None of these applications are currently under version control.
4. Have you undertaken security penetration tests on any of these applications in the past?
Not to the best of our knowledge
5. Do you have an agreed coding standard used for PHP applications or do you need us to recommend one (e.g. PSR-2)?
Unfortunately no coding standard currently exists, so any recommendations would be helpful.
6. Do you have an established security policy or guidelines for digital services?
With regards to the bespoke applications there are no current security policy or guidelines for digital services. Any assistance in this area would be helpful.
7. Do you also require your hosting platform to be audited and reviewed as part of this project?
Yes, that would definitely be helpful.
8. How many bespoke applications are expected to be in scope?
We have identified circa 20 priority applications, there are approximately a further 20 which will require investigation.
9. Can you confirm what these bespoke applications are being used for?
They are being used for a myriad of services supporting the running of the University.
10. What version(s) of Laravel and PHP are the applications running?
Across the applications we are running various versions:
Laravel - versions 5 to 9
PHP - versions 5 to 8
11. To ensure we fully understand your needs could we ask for an extension of 1-2 days on the questions deadline please?
We are available and responding within appropriate timescales to any questions, for this reason we are unable to extend the Q&A period.
12. Does ‘a process perspective’ refer to: a) the input/output & transformations that the applications apply to data, b) the business processes that the applications support or c) the administrative processes underlying the support & operation of the applications?
Dependent upon the application in question it could be all three but in most cases a) and c).
13. An objective of assuring rigorous testing is mentioned, but this is not included in the work summary. Is testing required?

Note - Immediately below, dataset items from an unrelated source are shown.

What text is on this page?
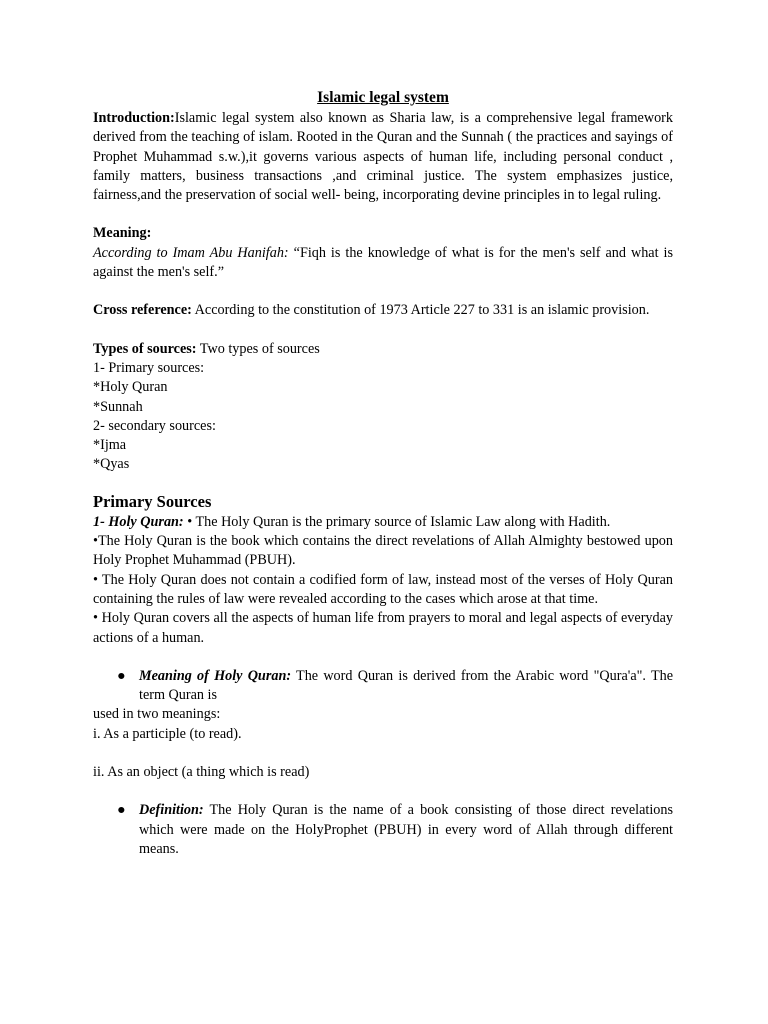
Islamic legal system

Introduction:Islamic legal system also known as Sharia law, is a comprehensive legal framework derived from the teaching of islam. Rooted in the Quran and the Sunnah ( the practices and sayings of Prophet Muhammad s.w.),it governs various aspects of human life, including personal conduct , family matters, business transactions ,and criminal justice. The system emphasizes justice, fairness,and the preservation of social well- being, incorporating devine principles in to legal ruling.

Meaning:

According to Imam Abu Hanifah: “Fiqh is the knowledge of what is for the men's self and what is against the men's self.”

Cross reference: According to the constitution of 1973 Article 227 to 331 is an islamic provision.

Types of sources: Two types of sources

1- Primary sources:

*Holy Quran

*Sunnah

2- secondary sources:

*Ijma

*Qyas

Primary Sources

1- Holy Quran: • The Holy Quran is the primary source of Islamic Law along with Hadith.

•The Holy Quran is the book which contains the direct revelations of Allah Almighty bestowed upon Holy Prophet Muhammad (PBUH).

• The Holy Quran does not contain a codified form of law, instead most of the verses of Holy Quran containing the rules of law were revealed according to the cases which arose at that time.

• Holy Quran covers all the aspects of human life from prayers to moral and legal aspects of everyday actions of a human.

● Meaning of Holy Quran: The word Quran is derived from the Arabic word "Qura'a". The term Quran is

used in two meanings:

i. As a participle (to read).

ii. As an object (a thing which is read)

● Definition: The Holy Quran is the name of a book consisting of those direct revelations which were made on the HolyProphet (PBUH) in every word of Allah through different means.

If so, what is its scope, eg functional, performance, security?
The scope will be concentrated mainly on security in order to give assurance to senior management that our systems are secure.
14. Please could you share the planned timescales for the proposal submission for suppliers successfully shortlisted?
• Applications are open until 28 February
• All questions will be answered by 25 February
• Shortlisting will take place 01 to 03 March
• Evaluation will take place between 07 to 18 March
15. Please could you share the planned timescales for the proposal submission for suppliers successfully shortlisted?
• Applications are open until 28 February
• All questions will be answered by 25 February
• Shortlisting will take place 01 to 03 March
• Evaluation will take place between 07 to 18 March
16. What are the job roles of the evaluation panel please?
• Head of Applications & Projects
• Head of Strategy & Architecture
• Information Systems Manager
• Senior Web Developer
17. Please expand on your procurement process, what will the shortlisted firms need to do in the next phase e.g. evaluation will take place between 07 to 18 March. – What will this evaluation entail exactly?
Buyers will be interviewed via MS Teams (45 mins max) and questioned with regards their submission:
1. A short presentation (10 to 15 mins, PowerPoint (to be shared post presentation) showing their background, previous experiences, approach and methodology. For example,
a. What challenges you faced and way you addressed them?
b. How you defined and measured success?

2. Q&A regarding the presentation
3. General Q&A session
18. When do you expect this work to be completed?
We are currently working on the assumption that it should take no more than 3 months.
19. Please expand on your procurement process, what will the shortlisted firms need to do in the next phase e.g. evaluation will take place between 07 to 18 March. – What will this evaluation entail exactly?
Please note that during the evaluation a reference site's contact details will be requested and this will be followed up after the meeting.